Douglas Durkin


Douglas Durkin was a Canadian novelist, short story writer and screenwriter.

Biography

Douglas Leader Durkin was born in Parry Sound, Ontario, Canada, but moved with his family to Swan River, Manitoba, during his youth. He worked as a professor of English literature at Brandon College and the University of Manitoba between 1911 and 1921, when he moved to New York City, leaving behind his wife and children. He taught creative writing briefly at Columbia University before turning to a full-time writing career with fellow-novelist Martha Ostenso. Durkin and Ostenso married in 1945, after the death of his first wife, and lived together, first in New York and later in Minnesota, until Ostenso's death in 1963. Durkin died in Seattle, Washington, in 1967.

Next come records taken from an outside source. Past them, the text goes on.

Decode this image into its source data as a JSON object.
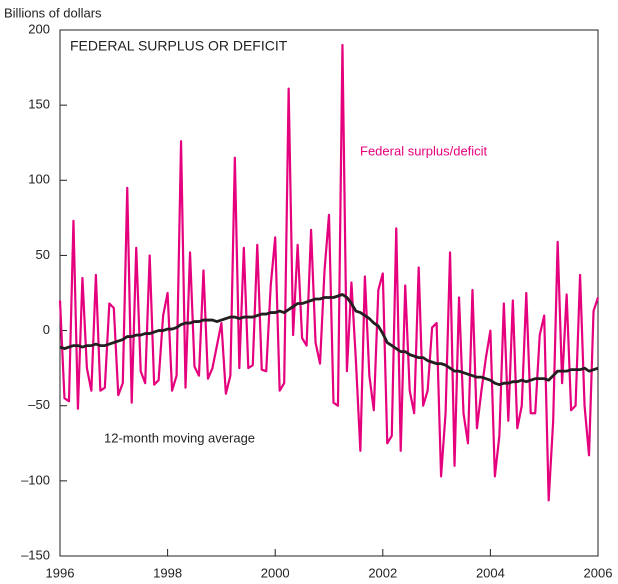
{
  "chart_data": {
    "type": "line",
    "title": "FEDERAL SURPLUS OR DEFICIT",
    "y_label": "Billions of dollars",
    "x": [
      1996,
      1996.083,
      1996.167,
      1996.25,
      1996.333,
      1996.417,
      1996.5,
      1996.583,
      1996.667,
      1996.75,
      1996.833,
      1996.917,
      1997,
      1997.083,
      1997.167,
      1997.25,
      1997.333,
      1997.417,
      1997.5,
      1997.583,
      1997.667,
      1997.75,
      1997.833,
      1997.917,
      1998,
      1998.083,
      1998.167,
      1998.25,
      1998.333,
      1998.417,
      1998.5,
      1998.583,
      1998.667,
      1998.75,
      1998.833,
      1998.917,
      1999,
      1999.083,
      1999.167,
      1999.25,
      1999.333,
      1999.417,
      1999.5,
      1999.583,
      1999.667,
      1999.75,
      1999.833,
      1999.917,
      2000,
      2000.083,
      2000.167,
      2000.25,
      2000.333,
      2000.417,
      2000.5,
      2000.583,
      2000.667,
      2000.75,
      2000.833,
      2000.917,
      2001,
      2001.083,
      2001.167,
      2001.25,
      2001.333,
      2001.417,
      2001.5,
      2001.583,
      2001.667,
      2001.75,
      2001.833,
      2001.917,
      2002,
      2002.083,
      2002.167,
      2002.25,
      2002.333,
      2002.417,
      2002.5,
      2002.583,
      2002.667,
      2002.75,
      2002.833,
      2002.917,
      2003,
      2003.083,
      2003.167,
      2003.25,
      2003.333,
      2003.417,
      2003.5,
      2003.583,
      2003.667,
      2003.75,
      2003.833,
      2003.917,
      2004,
      2004.083,
      2004.167,
      2004.25,
      2004.333,
      2004.417,
      2004.5,
      2004.583,
      2004.667,
      2004.75,
      2004.833,
      2004.917,
      2005,
      2005.083,
      2005.167,
      2005.25,
      2005.333,
      2005.417,
      2005.5,
      2005.583,
      2005.667,
      2005.75,
      2005.833,
      2005.917,
      2006
    ],
    "series": [
      {
        "name": "Federal surplus/deficit",
        "color": "#e5007d",
        "width": 2.2,
        "values": [
          20,
          -45,
          -47,
          73,
          -52,
          35,
          -25,
          -40,
          37,
          -40,
          -38,
          18,
          15,
          -43,
          -35,
          95,
          -48,
          55,
          -27,
          -35,
          50,
          -36,
          -33,
          10,
          25,
          -40,
          -30,
          126,
          -38,
          52,
          -24,
          -30,
          40,
          -32,
          -25,
          -10,
          5,
          -42,
          -30,
          115,
          -25,
          55,
          -25,
          -23,
          57,
          -26,
          -27,
          30,
          62,
          -40,
          -35,
          161,
          -3,
          57,
          -5,
          -10,
          67,
          -8,
          -22,
          40,
          77,
          -48,
          -50,
          190,
          -27,
          32,
          -20,
          -80,
          36,
          -30,
          -53,
          27,
          38,
          -75,
          -70,
          68,
          -80,
          30,
          -40,
          -55,
          42,
          -50,
          -40,
          2,
          5,
          -97,
          -55,
          52,
          -90,
          22,
          -55,
          -75,
          27,
          -65,
          -40,
          -18,
          0,
          -97,
          -70,
          18,
          -60,
          20,
          -65,
          -50,
          25,
          -55,
          -55,
          -3,
          10,
          -113,
          -60,
          59,
          -35,
          24,
          -53,
          -50,
          37,
          -50,
          -83,
          13,
          22
        ]
      },
      {
        "name": "12-month moving average",
        "color": "#231f20",
        "width": 2.8,
        "values": [
          -11,
          -12,
          -11,
          -10,
          -10,
          -11,
          -10,
          -10,
          -9,
          -10,
          -10,
          -9,
          -8,
          -7,
          -6,
          -4,
          -4,
          -3,
          -3,
          -2,
          -2,
          -1,
          0,
          0,
          1,
          1,
          2,
          4,
          5,
          5,
          6,
          6,
          7,
          7,
          7,
          6,
          7,
          8,
          9,
          9,
          8,
          9,
          9,
          9,
          10,
          11,
          11,
          12,
          12,
          13,
          12,
          14,
          16,
          18,
          18,
          19,
          20,
          21,
          21,
          22,
          22,
          22,
          23,
          24,
          22,
          18,
          13,
          12,
          10,
          8,
          5,
          3,
          -2,
          -8,
          -10,
          -12,
          -14,
          -14,
          -16,
          -17,
          -18,
          -18,
          -20,
          -21,
          -22,
          -22,
          -23,
          -25,
          -27,
          -27,
          -28,
          -29,
          -30,
          -31,
          -31,
          -32,
          -33,
          -35,
          -36,
          -35,
          -35,
          -34,
          -34,
          -33,
          -34,
          -33,
          -32,
          -32,
          -32,
          -33,
          -30,
          -27,
          -27,
          -27,
          -26,
          -26,
          -26,
          -25,
          -27,
          -26,
          -25
        ]
      }
    ],
    "xlim": [
      1996,
      2006
    ],
    "xticks": [
      1996,
      1998,
      2000,
      2002,
      2004,
      2006
    ],
    "ylim": [
      -150,
      200
    ],
    "yticks": [
      {
        "value": -150,
        "label": "–150"
      },
      {
        "value": -100,
        "label": "–100"
      },
      {
        "value": -50,
        "label": "–50"
      },
      0,
      50,
      100,
      150,
      200
    ],
    "grid": false
  }
}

Durkin is best known for his 1923 novel The Magpie, set during the Winnipeg General Strike and dealing with issues of worker's rights. It is considered a valuable contribution to the emergence of realism in Canada, particularly prairie realism.
Durkin is also known for his relationship with Ostenso. Durkin and Osteno met at the University of Manitoba where she was his student; shortly after Durkin moved to New York, where Ostenso followed him. It has been suggested that Durkin contributed significantly to Ostenso's first novel, Wild Geese, a fact that was kept secret because Wild Geese won the 1925 Dodd, Mead and Company Best Novel of the Year Award, which could only be awarded to first-time novelists.

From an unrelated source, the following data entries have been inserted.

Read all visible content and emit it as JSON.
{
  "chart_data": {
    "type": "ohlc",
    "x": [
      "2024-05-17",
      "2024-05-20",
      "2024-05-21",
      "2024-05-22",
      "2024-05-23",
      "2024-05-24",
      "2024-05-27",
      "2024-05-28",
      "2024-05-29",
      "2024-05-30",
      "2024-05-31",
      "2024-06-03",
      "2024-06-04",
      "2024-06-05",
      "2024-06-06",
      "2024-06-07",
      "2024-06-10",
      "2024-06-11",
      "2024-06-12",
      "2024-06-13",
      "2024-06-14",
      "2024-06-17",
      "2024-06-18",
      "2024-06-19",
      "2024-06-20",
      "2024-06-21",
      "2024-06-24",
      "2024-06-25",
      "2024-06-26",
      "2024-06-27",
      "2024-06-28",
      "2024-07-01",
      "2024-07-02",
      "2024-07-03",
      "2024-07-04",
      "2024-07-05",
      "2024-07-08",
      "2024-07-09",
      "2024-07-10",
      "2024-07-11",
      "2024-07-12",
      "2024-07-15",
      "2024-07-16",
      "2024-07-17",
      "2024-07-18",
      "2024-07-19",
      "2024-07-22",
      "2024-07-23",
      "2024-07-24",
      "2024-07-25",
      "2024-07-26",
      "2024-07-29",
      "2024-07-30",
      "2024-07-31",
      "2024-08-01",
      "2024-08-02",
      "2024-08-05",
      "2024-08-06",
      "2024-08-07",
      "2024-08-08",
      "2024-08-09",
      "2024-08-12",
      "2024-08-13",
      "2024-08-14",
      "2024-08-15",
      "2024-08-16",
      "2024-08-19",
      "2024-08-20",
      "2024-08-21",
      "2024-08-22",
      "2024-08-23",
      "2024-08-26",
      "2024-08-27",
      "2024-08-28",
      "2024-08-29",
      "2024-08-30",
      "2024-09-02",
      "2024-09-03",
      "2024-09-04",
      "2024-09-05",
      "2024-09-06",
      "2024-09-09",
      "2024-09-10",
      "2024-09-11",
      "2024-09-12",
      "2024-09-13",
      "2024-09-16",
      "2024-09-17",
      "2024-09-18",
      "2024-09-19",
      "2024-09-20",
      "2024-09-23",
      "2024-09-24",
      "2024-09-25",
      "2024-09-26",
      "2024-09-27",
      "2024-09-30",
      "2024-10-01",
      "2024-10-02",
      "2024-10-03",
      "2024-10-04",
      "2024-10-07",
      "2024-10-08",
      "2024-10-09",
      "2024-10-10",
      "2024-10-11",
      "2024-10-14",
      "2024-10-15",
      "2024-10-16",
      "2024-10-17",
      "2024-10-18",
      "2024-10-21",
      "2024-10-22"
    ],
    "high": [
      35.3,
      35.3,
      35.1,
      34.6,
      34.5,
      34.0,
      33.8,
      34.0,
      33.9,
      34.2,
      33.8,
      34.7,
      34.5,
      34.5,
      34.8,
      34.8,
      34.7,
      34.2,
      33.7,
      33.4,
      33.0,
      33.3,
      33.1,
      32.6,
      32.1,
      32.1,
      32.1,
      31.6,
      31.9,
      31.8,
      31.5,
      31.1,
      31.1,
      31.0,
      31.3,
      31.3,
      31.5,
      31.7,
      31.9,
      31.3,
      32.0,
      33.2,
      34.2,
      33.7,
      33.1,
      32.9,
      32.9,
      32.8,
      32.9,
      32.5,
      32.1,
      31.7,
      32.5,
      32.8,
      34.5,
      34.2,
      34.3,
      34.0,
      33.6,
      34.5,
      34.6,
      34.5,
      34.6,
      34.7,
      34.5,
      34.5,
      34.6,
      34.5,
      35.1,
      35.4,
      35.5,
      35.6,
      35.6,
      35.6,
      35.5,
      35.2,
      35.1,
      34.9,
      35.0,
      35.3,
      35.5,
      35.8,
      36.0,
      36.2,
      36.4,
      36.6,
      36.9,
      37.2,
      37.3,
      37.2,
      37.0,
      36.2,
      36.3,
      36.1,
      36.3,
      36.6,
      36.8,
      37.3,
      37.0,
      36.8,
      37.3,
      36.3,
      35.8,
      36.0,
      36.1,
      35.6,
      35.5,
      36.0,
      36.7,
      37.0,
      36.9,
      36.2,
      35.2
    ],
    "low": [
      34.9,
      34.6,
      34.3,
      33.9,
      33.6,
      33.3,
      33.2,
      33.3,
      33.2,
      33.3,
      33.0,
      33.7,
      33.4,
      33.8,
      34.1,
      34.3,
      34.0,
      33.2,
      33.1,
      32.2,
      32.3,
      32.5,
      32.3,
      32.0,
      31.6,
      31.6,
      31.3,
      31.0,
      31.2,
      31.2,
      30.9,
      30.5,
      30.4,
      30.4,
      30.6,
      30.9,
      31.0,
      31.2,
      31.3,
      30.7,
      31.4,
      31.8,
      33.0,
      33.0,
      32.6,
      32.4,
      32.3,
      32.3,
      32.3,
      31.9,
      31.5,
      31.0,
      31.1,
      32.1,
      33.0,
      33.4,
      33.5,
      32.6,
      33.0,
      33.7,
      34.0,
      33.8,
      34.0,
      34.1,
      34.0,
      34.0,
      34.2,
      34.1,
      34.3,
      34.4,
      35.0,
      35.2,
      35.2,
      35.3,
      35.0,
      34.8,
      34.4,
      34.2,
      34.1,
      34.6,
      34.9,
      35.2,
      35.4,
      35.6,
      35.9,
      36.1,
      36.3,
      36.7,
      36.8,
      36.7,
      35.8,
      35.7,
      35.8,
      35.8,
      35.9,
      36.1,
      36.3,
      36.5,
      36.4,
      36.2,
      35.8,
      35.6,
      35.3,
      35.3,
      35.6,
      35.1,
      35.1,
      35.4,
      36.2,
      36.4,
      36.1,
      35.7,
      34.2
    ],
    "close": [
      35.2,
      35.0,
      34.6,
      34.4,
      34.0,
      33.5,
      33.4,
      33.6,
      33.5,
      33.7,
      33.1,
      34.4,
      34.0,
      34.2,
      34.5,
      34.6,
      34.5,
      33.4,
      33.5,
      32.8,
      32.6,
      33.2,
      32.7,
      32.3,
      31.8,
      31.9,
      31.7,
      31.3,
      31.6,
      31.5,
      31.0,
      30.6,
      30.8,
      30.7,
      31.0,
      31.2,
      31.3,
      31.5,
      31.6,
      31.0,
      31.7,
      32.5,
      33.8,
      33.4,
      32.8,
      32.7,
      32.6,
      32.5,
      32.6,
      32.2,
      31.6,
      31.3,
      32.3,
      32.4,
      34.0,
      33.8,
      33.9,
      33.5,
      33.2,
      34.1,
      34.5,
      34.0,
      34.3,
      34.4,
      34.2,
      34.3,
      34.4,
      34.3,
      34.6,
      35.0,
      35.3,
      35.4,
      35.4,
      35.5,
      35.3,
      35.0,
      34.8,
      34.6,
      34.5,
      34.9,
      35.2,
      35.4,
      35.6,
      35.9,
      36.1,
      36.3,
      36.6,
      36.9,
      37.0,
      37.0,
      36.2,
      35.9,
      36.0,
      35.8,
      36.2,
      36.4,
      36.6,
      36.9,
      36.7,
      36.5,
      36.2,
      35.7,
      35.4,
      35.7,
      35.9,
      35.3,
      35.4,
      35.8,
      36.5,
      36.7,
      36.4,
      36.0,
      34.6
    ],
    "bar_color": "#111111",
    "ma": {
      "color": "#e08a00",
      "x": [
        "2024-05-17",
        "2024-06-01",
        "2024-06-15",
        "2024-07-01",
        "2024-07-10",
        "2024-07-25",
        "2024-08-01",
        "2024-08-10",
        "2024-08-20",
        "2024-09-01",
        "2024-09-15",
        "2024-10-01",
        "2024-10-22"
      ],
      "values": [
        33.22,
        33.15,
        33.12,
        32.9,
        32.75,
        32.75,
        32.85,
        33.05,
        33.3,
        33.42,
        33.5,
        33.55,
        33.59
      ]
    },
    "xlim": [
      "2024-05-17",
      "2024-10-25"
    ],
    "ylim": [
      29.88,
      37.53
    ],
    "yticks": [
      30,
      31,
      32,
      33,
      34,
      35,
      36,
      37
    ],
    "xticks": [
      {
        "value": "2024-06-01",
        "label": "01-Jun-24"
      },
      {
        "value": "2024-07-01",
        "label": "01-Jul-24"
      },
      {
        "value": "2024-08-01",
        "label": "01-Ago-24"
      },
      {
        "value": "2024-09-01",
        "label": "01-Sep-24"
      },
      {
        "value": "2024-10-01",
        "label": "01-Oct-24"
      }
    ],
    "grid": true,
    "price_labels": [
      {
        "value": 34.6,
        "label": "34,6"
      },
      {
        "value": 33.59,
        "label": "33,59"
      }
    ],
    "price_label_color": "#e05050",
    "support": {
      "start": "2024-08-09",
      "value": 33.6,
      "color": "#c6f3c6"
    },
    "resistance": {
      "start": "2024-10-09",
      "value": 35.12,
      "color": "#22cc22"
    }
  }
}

In 1958, at the end of their writing careers, Ostenso and Durkin signed a legal agreement stating retroactively that every novel published under the name "Martha Ostenso" had in fact been collaboratively written by Ostenso and Durkin. This may account for why Durkin published only one novel after The Magpie, the darkly humorous Mr. Gumble Sits Up. Durkin did continue to publish short stories under his own name as well as under the pseudonym "Conrad North," a nickname apparently given to him by Ostenso.